Paul P. Patterson is the editor-in-chief of The Daily Trumpeter.  He's always hated Spider-Girl, and it seems like he always will.  Luckily, he doesn't know that Spider-Girl and I are one-in-the-same.  "Well, if she was there, no one saw her."  After a brief pause, I say, "And she didn't do anything."

Mr. Patterson seems to think for a second before saying, "I've already got some photos of the plane crash from an anonymous source.  Ones that were taken during the fact instead of after.  Sorry, kid, I can't use yours."  He drops some prints on his desk and they scatter across the surface.  I see images of plane meeting glass, people running out of the way, and finally my mother locking eyes with John Conway.  I think, at least no one saw what really happened with me saving my mom.  But I'm not sure if I'm relieved or not.  Then I think, what if someone did?

"Who took these?" I ask.

"I told you, it was anonymous.  We got then in the mail, no name on the envelope."

My mind starts racing.  What if there are more photos?  What if one of them shows me shooting the web?  Who got these and how?

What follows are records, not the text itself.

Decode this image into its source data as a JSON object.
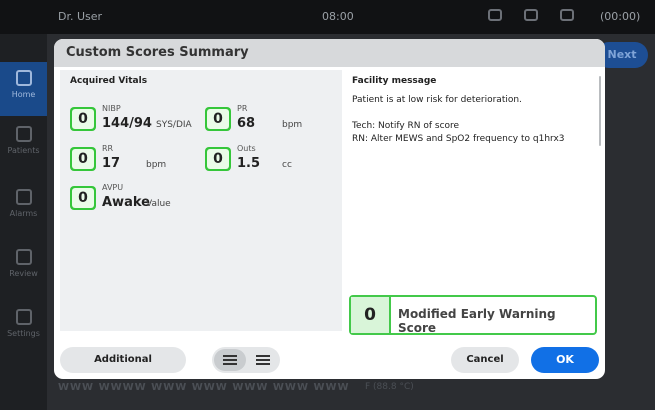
{
  "topbar": {
    "user": "Dr. User",
    "time": "08:00",
    "clock": "(00:00)"
  },
  "sidebar": {
    "items": [
      {
        "label": "Home",
        "active": true
      },
      {
        "label": "Patients",
        "active": false
      },
      {
        "label": "Alarms",
        "active": false
      },
      {
        "label": "Review",
        "active": false
      },
      {
        "label": "Settings",
        "active": false
      }
    ]
  },
  "background": {
    "next_label": "Next",
    "bottom_text": "WWW WWWW WWW WWW WWW WWW WWW",
    "bottom_value": "F (88.8 °C)"
  },
  "modal": {
    "title": "Custom Scores Summary",
    "acquired_title": "Acquired Vitals",
    "vitals": {
      "nibp": {
        "label": "NIBP",
        "score": "0",
        "value": "144/94",
        "unit": "SYS/DIA"
      },
      "pr": {
        "label": "PR",
        "score": "0",
        "value": "68",
        "unit": "bpm"
      },
      "rr": {
        "label": "RR",
        "score": "0",
        "value": "17",
        "unit": "bpm"
      },
      "outs": {
        "label": "Outs",
        "score": "0",
        "value": "1.5",
        "unit": "cc"
      },
      "avpu": {
        "label": "AVPU",
        "score": "0",
        "value": "Awake",
        "unit": "Value"
      }
    },
    "facility": {
      "title": "Facility message",
      "line1": "Patient is at low risk for deterioration.",
      "line2": "Tech: Notify RN of score",
      "line3": "RN: Alter MEWS and SpO2 frequency to q1hrx3"
    },
    "mews": {
      "score": "0",
      "label": "Modified Early Warning Score"
    },
    "footer": {
      "additional_label": "Additional Parameters",
      "cancel_label": "Cancel",
      "ok_label": "OK"
    }
  }
}
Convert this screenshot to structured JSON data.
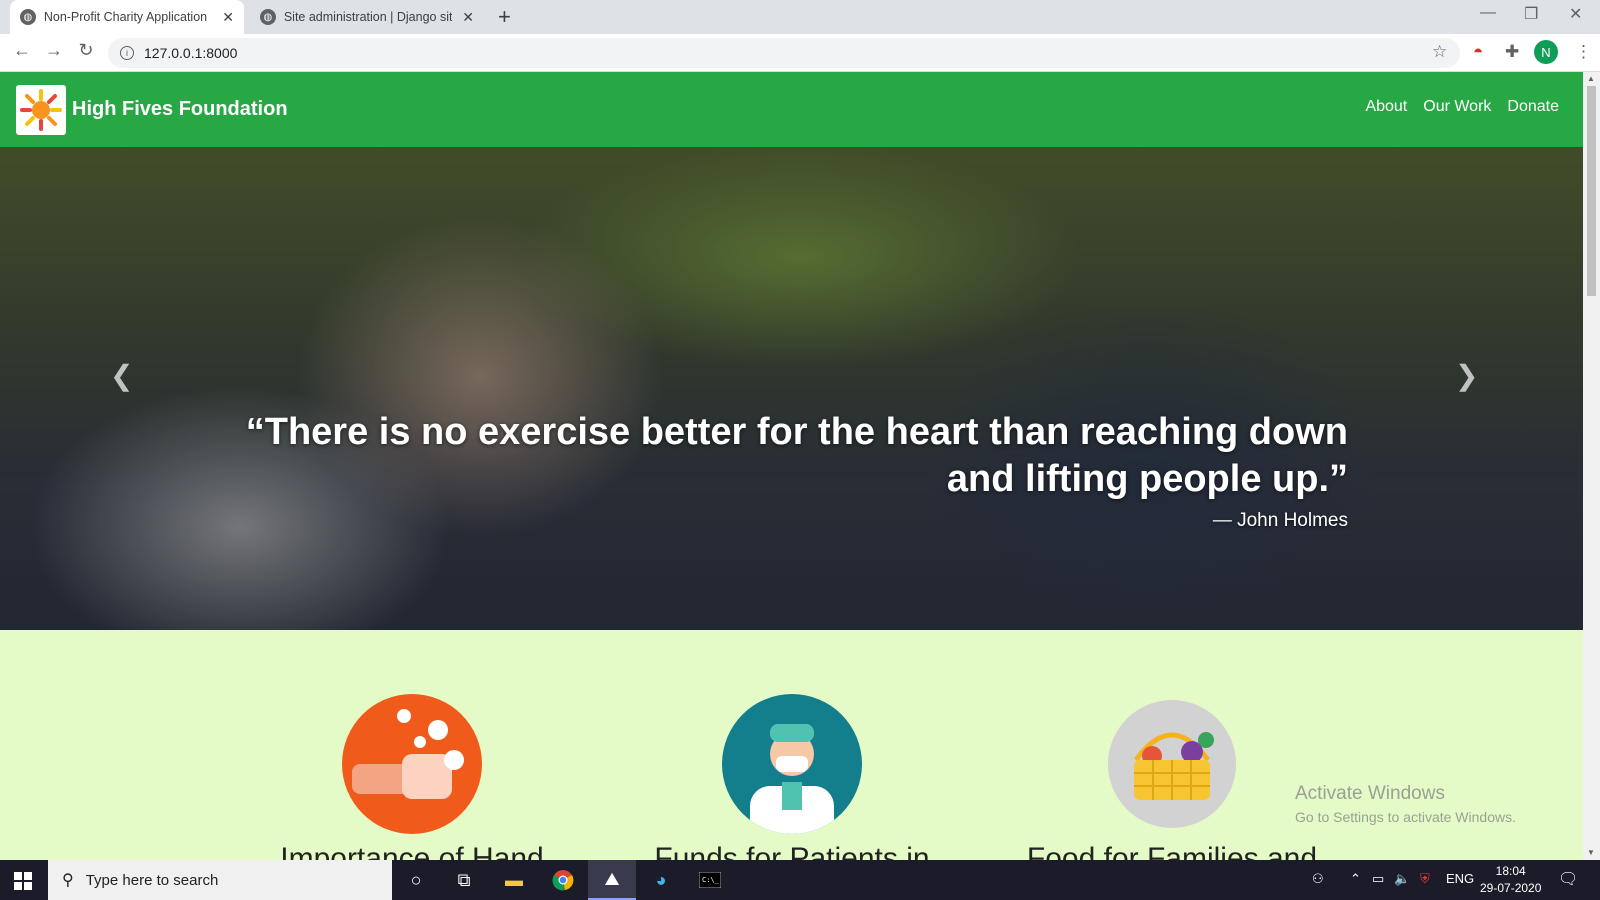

Bradley from publishing comes into Mr. Patterson's office and tells him about some problem they're having with space for the plane crash story.  But I just sit there, thinking, until I hear, "You'd better go, kid.  I've got work to do.  Next time, come with pictures of the spider.  Then I'll think about paying you."

When I walk out of the newspaper building, I don't even care that I'm not taking any money away with me.  I just have another thing to worry about now.

Something has to be done.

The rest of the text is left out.